United Kingdom of Great Britain and Northern Ireland
Practice Relating to Rule 9. Definition of Civilian Objects
The UK LOAC Pamphlet (1981) states: “‘Civilian objects’ are all objects which are not military objectives.”
The UK LOAC Manual (2004) states:
5.24.1. “Civilian objects are all objects which are not military objectives …”
5.24.2. The term “civilian objects” would normally include cities, towns, and villages as such but not military objectives within those places. It also includes foodstuffs and food producing areas, springs, wells, water works and other water sources, buildings and facilities used by civilians (so long as they do not fall within the definition of military objectives) such as housing estates and houses; apartment blocks and flats; factories and workshops producing goods of no military significance; offices, shops, markets and warehouses; farms and stables; schools, museums, places of worship and other similar buildings; and means of transport such as civil aircraft, cars, railway trains, trams, and buses. Special protection is also given to hospitals, internment and prisoner of war camps.

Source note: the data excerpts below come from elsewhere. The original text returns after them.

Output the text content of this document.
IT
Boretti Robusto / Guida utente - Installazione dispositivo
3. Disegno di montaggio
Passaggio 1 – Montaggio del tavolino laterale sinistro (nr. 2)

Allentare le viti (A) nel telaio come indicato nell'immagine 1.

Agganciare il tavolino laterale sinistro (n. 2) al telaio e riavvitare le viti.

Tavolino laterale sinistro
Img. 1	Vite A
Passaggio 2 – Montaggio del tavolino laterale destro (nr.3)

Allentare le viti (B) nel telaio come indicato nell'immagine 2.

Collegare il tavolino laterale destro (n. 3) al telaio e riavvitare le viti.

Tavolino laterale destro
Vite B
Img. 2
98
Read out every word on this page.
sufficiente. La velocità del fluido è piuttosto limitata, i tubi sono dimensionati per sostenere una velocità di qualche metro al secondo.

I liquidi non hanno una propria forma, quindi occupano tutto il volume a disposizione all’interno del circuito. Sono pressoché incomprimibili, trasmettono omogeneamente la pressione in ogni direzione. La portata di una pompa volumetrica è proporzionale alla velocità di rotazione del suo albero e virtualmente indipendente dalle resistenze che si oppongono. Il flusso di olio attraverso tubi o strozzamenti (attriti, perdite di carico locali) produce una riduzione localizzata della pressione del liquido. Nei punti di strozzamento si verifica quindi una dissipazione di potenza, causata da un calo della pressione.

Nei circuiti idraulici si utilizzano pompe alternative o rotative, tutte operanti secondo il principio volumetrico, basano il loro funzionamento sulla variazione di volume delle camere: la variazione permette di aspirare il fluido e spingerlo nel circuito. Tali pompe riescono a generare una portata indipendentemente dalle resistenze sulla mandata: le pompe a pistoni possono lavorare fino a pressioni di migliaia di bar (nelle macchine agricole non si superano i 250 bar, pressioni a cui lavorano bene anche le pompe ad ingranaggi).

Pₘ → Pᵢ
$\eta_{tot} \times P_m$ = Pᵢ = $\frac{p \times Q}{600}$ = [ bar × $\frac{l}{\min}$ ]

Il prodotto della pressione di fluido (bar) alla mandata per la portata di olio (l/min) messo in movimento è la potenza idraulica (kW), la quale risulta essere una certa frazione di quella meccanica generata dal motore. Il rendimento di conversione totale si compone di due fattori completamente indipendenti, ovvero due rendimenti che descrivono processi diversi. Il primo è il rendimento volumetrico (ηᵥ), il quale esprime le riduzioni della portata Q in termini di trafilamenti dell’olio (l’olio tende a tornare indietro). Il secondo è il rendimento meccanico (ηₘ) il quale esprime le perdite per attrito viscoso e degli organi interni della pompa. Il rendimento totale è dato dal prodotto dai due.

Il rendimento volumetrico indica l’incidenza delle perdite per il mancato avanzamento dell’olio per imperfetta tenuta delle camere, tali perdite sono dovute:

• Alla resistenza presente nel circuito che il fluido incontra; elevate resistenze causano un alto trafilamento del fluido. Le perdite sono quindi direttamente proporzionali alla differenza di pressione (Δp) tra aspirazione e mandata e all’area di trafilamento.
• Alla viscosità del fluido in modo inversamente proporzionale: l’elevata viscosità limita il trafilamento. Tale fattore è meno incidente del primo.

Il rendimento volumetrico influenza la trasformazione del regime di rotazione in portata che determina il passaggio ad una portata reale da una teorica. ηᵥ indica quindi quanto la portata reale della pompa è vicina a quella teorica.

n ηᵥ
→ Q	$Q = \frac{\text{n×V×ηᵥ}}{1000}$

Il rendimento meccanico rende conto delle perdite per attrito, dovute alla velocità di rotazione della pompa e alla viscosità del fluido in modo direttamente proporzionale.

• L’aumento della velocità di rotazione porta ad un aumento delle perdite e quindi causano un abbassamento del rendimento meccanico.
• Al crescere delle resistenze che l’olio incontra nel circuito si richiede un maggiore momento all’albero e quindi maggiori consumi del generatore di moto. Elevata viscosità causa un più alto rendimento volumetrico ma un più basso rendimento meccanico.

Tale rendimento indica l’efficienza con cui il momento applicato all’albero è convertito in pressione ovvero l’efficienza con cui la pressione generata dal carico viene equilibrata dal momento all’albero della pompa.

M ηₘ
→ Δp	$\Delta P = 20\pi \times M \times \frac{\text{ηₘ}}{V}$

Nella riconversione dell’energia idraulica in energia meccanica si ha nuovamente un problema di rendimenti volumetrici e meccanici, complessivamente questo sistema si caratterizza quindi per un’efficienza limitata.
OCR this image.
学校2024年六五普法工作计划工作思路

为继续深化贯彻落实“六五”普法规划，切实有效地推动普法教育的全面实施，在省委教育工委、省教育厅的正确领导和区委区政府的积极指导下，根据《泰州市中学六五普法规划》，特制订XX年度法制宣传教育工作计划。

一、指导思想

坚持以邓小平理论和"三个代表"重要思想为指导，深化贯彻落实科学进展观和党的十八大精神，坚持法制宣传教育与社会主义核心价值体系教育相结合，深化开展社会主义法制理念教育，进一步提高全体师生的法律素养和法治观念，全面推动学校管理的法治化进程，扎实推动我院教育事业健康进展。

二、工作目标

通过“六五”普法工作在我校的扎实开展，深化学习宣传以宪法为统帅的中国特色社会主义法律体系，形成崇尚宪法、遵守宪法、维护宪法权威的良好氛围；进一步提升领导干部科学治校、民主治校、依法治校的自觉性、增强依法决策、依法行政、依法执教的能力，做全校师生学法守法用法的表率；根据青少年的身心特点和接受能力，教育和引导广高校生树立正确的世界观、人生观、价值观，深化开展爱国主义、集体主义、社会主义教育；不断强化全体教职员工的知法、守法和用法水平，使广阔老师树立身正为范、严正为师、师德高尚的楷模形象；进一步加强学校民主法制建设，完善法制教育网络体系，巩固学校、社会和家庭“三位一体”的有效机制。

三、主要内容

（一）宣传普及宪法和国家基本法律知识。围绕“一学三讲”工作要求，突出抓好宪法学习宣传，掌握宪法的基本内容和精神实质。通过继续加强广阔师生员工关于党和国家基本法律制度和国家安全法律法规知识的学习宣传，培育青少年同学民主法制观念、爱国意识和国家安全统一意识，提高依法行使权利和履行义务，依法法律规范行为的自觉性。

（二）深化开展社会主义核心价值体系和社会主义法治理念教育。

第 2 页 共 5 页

With regard to internal armed conflict, the manual states:
15.16.1. There is no definition of civilian objects nor is the term used in the treaties dealing with internal armed conflicts but the principles of military necessity and humanity require attacks to be limited to military objectives. Thus attacks on the following are prohibited unless they are being used for military purposes: civilian dwellings, shops, schools and other places of non-military business, places of recreation and worship, means of transportation, cultural property, hospitals and medical establishments and units.
15.16.2. UN General Assembly Resolution 2675, which was unanimously adopted and applies to all armed conflicts, can be regarded as evidence of state practice. Paragraph 5 of the resolution states: “dwellings and other installations that are used only by the civilian population should not be the object of military operations.” The principle of military necessity demands that civilian property may only be destroyed, or requisitioned for use, for necessary military purposes.
15.16.3. The old practices that tolerated during sieges the bombardment of civilian buildings (other than places of worship), hospitals, cultural property, indispensable objects and works containing dangerous forces, have not survived.